The first decision was to only properly cover a short period of Jackie Kennedy’s life. At first it seems to make sense, particularly when that period of time is the days immediately after the death of her husband and President of the United States, JFK. The issue here is more that this story isn’t told very well. There are loads of controversial, monumental moments in these iconic days but by focusing purely on Jackie’s perspective, you feel like you aren’t getting the full impact.
These becomes particularly frustrating when there are smaller moments or hints at bigger stories which get short-shrift. For example, a moment where Peter Sarsgaard’s Bobby Kennedy orders the new President, John Carroll Lynch’s Lyndon B Johnson to sit down, creates a tension which feels desperate to be explored. Instead, the focus very quickly shifts back to Jackie Kennedy.

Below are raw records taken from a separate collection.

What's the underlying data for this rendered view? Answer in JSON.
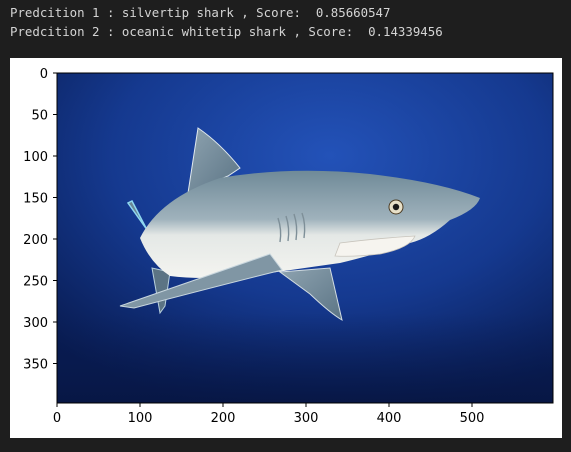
{
  "output": {
    "prediction_1": "Predcition 1 : silvertip shark , Score:  0.85660547",
    "prediction_2": "Predcition 2 : oceanic whitetip shark , Score:  0.14339456"
  },
  "figure": {
    "image_subject": "shark-photo",
    "y_ticks": [
      "0",
      "50",
      "100",
      "150",
      "200",
      "250",
      "300",
      "350"
    ],
    "x_ticks": [
      "0",
      "100",
      "200",
      "300",
      "400",
      "500"
    ],
    "colors": {
      "background": "#1e1e1e",
      "text": "#d4d4d4",
      "figure_bg": "#ffffff",
      "ocean_light": "#1d47a8",
      "ocean_dark": "#0a1f5a"
    }
  }
}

This makes sense of course because this is the story of Jackie Kennedy but it just isn’t a very interesting one. She was a fascinating woman but by focusing so purely on this part of her life, it feels like wider, larger stories are shoved to the side when they could have added so much to the film. The main issue is that Jackie Kennedy’s character is a grief stricken widow in the limelight and this makes for a very good tale, just maybe not for the whole run-time of the movie.
Again, hints at a better story are apparent. The movie is interspersed with an interview with the character, as a reporter pries about decisions she made in the days after her husbands assassination. There are answers which are intriguing but are left under-developed and it becomes an issue when the film reverts back to the lesser-quality “main” story.
The saving grace is the central performance. Natalie Portman encapsulates Jackie Kennedy well. She is given a challenge from the very beginning, as the movie focuses on a TV documentary Jackie Kennedy made, with Portman recreating scenes which are readily available, and subsequently comparable, on YouTube. It is a confident performance and once you get past the distinct accent from a well-known actress, you realise how accomplished Portman actually is.
Unfortunately, it isn’t enough to save the movie. Neither are the more famous moments of history shown later in the film, namely the assassination itself, which is present but left too late and too brief to make the intended impact or pique the interest enough.
Overall, Jackie tries to do something different with the biopic genre and a well-known, well-documented moment in history. Unfortunately, this leads to a dull, pace-less examination of a woman’s grief during a week when so much more interesting events were unfolding.